Wednesday, July 26th, 2006

I was at DemoCamp 8 last night and as usual stayed later for the social networking. I got into a discussion with Pete Forde and others about who does what.

I have real trouble explaining to people what it is that I do. I often try to explain the nuance between being a scripter (which I am in spades) and a programmer (which I am not exactly) and the distinction falls short of conveying the gestalt that is the technical side of me.

I spend a lot of my time making a whole mess of things work together that were never meant to be integrated. It often takes a wide and deep range of knowledge to figure out the bits. I have variously called myself a technical spot-welder, a duct-taper, a spelunker, and a special-ops data diver, trained to get in under the wire and get out with the data.

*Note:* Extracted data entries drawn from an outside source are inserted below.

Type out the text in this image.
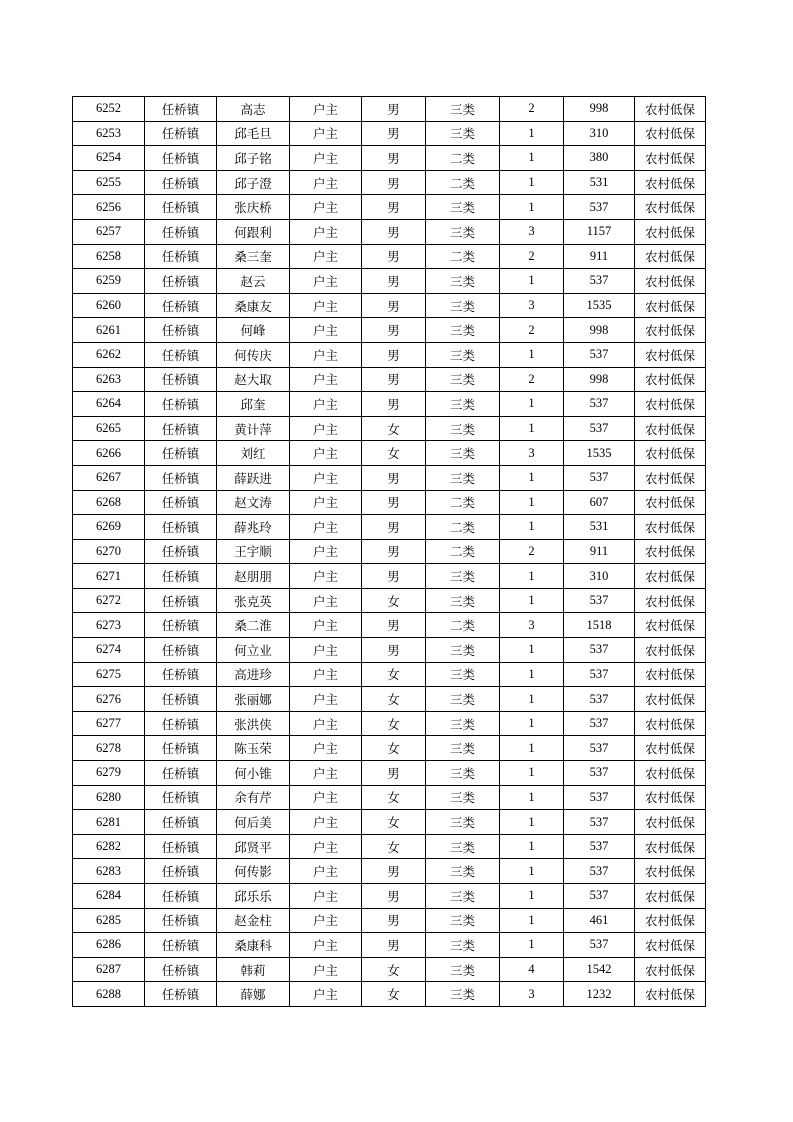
6252	任桥镇	高志	户主	男	三类	2	998	农村低保
6253	任桥镇	邱毛旦	户主	男	三类	1	310	农村低保
6254	任桥镇	邱子铭	户主	男	二类	1	380	农村低保
6255	任桥镇	邱子澄	户主	男	二类	1	531	农村低保
6256	任桥镇	张庆桥	户主	男	三类	1	537	农村低保
6257	任桥镇	何跟利	户主	男	三类	3	1157	农村低保
6258	任桥镇	桑三奎	户主	男	二类	2	911	农村低保
6259	任桥镇	赵云	户主	男	三类	1	537	农村低保
6260	任桥镇	桑康友	户主	男	三类	3	1535	农村低保
6261	任桥镇	何峰	户主	男	三类	2	998	农村低保
6262	任桥镇	何传庆	户主	男	三类	1	537	农村低保
6263	任桥镇	赵大取	户主	男	三类	2	998	农村低保
6264	任桥镇	邱奎	户主	男	三类	1	537	农村低保
6265	任桥镇	黄计萍	户主	女	三类	1	537	农村低保
6266	任桥镇	刘红	户主	女	三类	3	1535	农村低保
6267	任桥镇	薛跃进	户主	男	三类	1	537	农村低保
6268	任桥镇	赵文涛	户主	男	二类	1	607	农村低保
6269	任桥镇	薛兆玲	户主	男	二类	1	531	农村低保
6270	任桥镇	王宇顺	户主	男	二类	2	911	农村低保
6271	任桥镇	赵朋朋	户主	男	三类	1	310	农村低保
6272	任桥镇	张克英	户主	女	三类	1	537	农村低保
6273	任桥镇	桑二淮	户主	男	二类	3	1518	农村低保
6274	任桥镇	何立业	户主	男	三类	1	537	农村低保
6275	任桥镇	高进珍	户主	女	三类	1	537	农村低保
6276	任桥镇	张丽娜	户主	女	三类	1	537	农村低保
6277	任桥镇	张洪侠	户主	女	三类	1	537	农村低保
6278	任桥镇	陈玉荣	户主	女	三类	1	537	农村低保
6279	任桥镇	何小锥	户主	男	三类	1	537	农村低保
6280	任桥镇	余有芹	户主	女	三类	1	537	农村低保
6281	任桥镇	何后美	户主	女	三类	1	537	农村低保
6282	任桥镇	邱贤平	户主	女	三类	1	537	农村低保
6283	任桥镇	何传影	户主	男	三类	1	537	农村低保
6284	任桥镇	邱乐乐	户主	男	三类	1	537	农村低保
6285	任桥镇	赵金柱	户主	男	三类	1	461	农村低保
6286	任桥镇	桑康科	户主	男	三类	1	537	农村低保
6287	任桥镇	韩莉	户主	女	三类	4	1542	农村低保
6288	任桥镇	薛娜	户主	女	三类	3	1232	农村低保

Here’s an example – at one of my clients, something we do is give realtime tests against devices in the field. A diagnostic page could tell you, for instance, the contents of the ARP resolution table on a remote router. There is a bunch of magic that goes on behind the scenes to do this (simplified here):

  • the user presses the “get ARP table” button

    • the external portal web server (ASP.NET/Win2k3/MSSQL) makes a SOAP call to get the information
      • the soap call is received at an internal webservices server (Apache/PHP/BSD)
      • connection information is resolved against a PostgreSQL database
      • a shell script is invoked on the webservices server
        • the shell script uses ssh to connect over a secure tunnel to an API server at the customer premises that can route to the destination
        • a script is run on the API server (bourne shell, perl, telnet, curl, grep, sed, awk, lynx etc)
          • the script connects to the router, logs in, displays and parses information, logs out
      • info gets routed back to webservices server via the ssh connection
      • php assembles SOAP response
    • ASP.NET receves SOAP, builds result page
  • Result received by user

I make all that stuff happen.

Now how do I distill that into an elevator pitch?